Посуду мы вымыли быстро — Таня проворно ополаскивала, я успевал вытирать, и впечатление было такое, что у нас богатейший опыт семейной жизни. Хотя с тех самых пор, когда весь клан Бариновых перебрался во дворец Чудо-юда, я посудой не занимался, впрочем, как и Ленка, и Зинка, и мама.
— Таня, — спросил я. — А вы дедушку этого давно знаете?
— Давно. Он меня и сосватал в «Чавэлу». Хоть он и не народный и не заслуженный, а его там уважают. В смысле цыганской музыки и всего прочего,
— Интересный мужичок, — подхватил я, — фронтовик, оказывается. Я думал, из всех цыган один Будулай воевал.
— Очень интересный народ, — заметила Таня, — сложный. С обычаями, которым тысячи лет. И почти без истории, между прочим. Вы не назовете ни одного царя, ни одного короля, ни одной войны, которую вели бы сами цыгане. Нет территории. Где-то в Северной Индии, говорят, когда-то жили. А покинули ее, никто не знает когда. Считают, между V и X веками нашей эры. Ничего себе точность, а? С разбросом в 500 лет! Это все равно, что сказать: «Русские победили в Куликовской битве где-то между 1080 и 1580 годами». Правда?
— Да, это смешно было бы прочесть… — согласился я.
— Ну вот. А у цыган вся история примерно так изучена. У них есть только сказания, легенды, песни… Никто точно не скажет, где какой табор кочевал сто лет назад. Да, бабка какая-нибудь или дед могут припомнить, где ходили полвека назад, чего делали, кто гадал хорошо, кого мужики за конокрадство убили, а кого только выпороли. Вспомнят, может быть, как кто-то с кем-то из-за женщины кнутами хлестался. И, конечно, много чего напутают, ромалэ. Или приврут, если точно не помнят.
— А вашу «Чавэлу» цыгане содержат? — спросил я.
— Я как-то не интересовалась, — ответила Таня, — в коммерческие тайны не суюсь. Платят хорошо, вот и живу без особых проблем.
— Неужели никогда не хотелось поиграть где-то в другом месте?
— Не отказалась бы, — кивнула Таня, — но увы — не зовут! Я не лауреатка конкурсов, посредственная профессионалка. У меня есть какой-то уровень, выше которого мне, наверно, не подняться. Я никогда не стану Паганини или даже Лианой Исакадзе. И в ансамбле у Спивакова мне не сыграть. Тем более что они в Испании, а я здесь.
Посуда кончилась. Я узнал, что Танины родители живут во Львове, мама ее росла без отца, который вроде бы был моряком и погиб на войне где-то на Северном флоте. Отец Тани учитель, сейчас сидит без работы, то ли оттого, что не хочет работать, то ли оттого, что не может…
— А я тут сразу после консерватории устроилась. В театре, — рассказывала Таня, и мне вдруг стало не по себе. Как-то невзначай я понял, что верю всему, что она рассказывает. И даже не пытаюсь усомниться. Этот прием — забалтывание — был из арсенала Джека. Он так свободно общался с клиентами, сочиняя разные истории, что они, на сто процентов убежденные в его небезопасности, раскрывались, ощущали успокоение, платили откровенностью за откровенность, а затем попадали в топку. У меня в голове словно бы зазвенел тревожный звонок: «Она ж тебя забалтывает! Ты забыл, что она тебя видела во дворе дома, откуда она, может быть, пристукнула Адлерберга. И она знает, что ты ищешь ее!»

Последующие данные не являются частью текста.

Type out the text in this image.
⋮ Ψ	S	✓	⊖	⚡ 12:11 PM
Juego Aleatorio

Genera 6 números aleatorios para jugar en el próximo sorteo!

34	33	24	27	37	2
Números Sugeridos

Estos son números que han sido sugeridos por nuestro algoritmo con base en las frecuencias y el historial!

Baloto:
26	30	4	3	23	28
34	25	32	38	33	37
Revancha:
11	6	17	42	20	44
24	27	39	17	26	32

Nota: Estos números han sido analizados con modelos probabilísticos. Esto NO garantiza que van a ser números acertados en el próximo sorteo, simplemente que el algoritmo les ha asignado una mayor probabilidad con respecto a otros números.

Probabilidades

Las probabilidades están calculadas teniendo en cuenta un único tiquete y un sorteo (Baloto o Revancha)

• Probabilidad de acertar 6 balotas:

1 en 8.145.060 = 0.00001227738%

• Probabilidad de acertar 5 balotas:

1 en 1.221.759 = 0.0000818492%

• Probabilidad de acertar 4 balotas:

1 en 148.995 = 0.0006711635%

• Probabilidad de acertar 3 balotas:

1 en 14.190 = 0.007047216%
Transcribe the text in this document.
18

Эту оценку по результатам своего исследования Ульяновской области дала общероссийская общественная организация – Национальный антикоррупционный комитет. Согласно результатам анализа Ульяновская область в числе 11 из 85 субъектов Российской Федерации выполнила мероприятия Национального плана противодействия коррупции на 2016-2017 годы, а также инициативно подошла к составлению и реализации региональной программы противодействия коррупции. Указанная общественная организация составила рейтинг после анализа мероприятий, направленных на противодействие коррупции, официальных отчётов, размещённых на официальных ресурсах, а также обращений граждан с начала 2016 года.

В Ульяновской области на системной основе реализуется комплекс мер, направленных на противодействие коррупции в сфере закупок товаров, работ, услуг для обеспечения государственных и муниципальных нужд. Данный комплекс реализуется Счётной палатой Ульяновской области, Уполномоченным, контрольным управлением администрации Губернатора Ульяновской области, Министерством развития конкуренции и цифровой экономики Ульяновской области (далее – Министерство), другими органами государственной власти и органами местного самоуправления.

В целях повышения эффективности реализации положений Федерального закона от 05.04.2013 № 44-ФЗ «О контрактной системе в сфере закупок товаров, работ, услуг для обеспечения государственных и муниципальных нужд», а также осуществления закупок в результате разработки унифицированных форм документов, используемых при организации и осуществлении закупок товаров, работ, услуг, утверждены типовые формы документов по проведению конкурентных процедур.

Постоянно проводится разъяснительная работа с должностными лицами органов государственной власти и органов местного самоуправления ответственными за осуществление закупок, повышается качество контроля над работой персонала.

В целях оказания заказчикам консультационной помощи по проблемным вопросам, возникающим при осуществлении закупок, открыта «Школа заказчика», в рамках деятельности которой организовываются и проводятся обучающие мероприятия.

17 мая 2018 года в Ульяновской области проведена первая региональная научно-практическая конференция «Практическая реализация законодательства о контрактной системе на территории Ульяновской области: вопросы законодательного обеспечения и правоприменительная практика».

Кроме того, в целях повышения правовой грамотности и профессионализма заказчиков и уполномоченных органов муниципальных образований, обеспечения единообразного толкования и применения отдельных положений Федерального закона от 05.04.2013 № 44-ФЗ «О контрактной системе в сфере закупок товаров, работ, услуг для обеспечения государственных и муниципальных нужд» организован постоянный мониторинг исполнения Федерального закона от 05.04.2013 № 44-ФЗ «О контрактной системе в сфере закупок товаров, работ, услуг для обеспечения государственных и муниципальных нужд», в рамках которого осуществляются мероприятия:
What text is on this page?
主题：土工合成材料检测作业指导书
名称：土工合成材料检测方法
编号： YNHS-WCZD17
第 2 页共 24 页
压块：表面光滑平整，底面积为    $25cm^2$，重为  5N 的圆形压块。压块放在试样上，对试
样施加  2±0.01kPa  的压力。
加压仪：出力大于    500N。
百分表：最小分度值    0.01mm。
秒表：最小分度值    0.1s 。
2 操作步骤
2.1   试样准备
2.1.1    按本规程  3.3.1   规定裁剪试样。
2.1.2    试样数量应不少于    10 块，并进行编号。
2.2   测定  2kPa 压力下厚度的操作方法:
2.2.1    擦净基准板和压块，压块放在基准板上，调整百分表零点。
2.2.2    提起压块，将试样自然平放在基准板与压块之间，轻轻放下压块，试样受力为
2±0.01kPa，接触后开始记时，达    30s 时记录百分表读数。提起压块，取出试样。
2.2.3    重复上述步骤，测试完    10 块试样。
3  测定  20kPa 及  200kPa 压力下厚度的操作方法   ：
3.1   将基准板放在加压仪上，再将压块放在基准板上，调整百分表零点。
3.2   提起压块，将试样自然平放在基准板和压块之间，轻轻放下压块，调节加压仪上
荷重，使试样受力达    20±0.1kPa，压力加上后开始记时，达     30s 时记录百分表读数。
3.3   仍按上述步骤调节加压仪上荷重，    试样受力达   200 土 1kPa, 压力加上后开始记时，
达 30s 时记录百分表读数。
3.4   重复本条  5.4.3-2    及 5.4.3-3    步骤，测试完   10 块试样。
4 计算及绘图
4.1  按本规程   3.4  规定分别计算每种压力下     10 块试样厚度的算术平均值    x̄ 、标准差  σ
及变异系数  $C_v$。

Мне трудно было понять, говорит ли во мне «руководящая и направляющая» или собственная осторожность. Попробовать уйти отсюда? Но куда? В Москву, где уже заступила вечерняя смена ППС и почти у каждого сержанта в планшетке лежит ориентировка на меня? А кроме милиции, там еще команда Джампа, которая уже знает меня по имени, ибо пробежалась до травмпункта и хозрасчетного отделения, где я был записан в регистрационные журналы под своей фамилией. Хрен же его знал, что моя «Волга» взлетит?! И к Джампу у меня не было претензий, я его и в глаза-то не видел. Слышал, правда, что он хороший парень, честно бережет свои точки и входит в понимание, если кто-то не платит по уважительным причинам. Впрочем, такие слухи распускают не о нем одном, а потом выясняется, что этот благотворитель — жмот и подонок, который копейки не простит.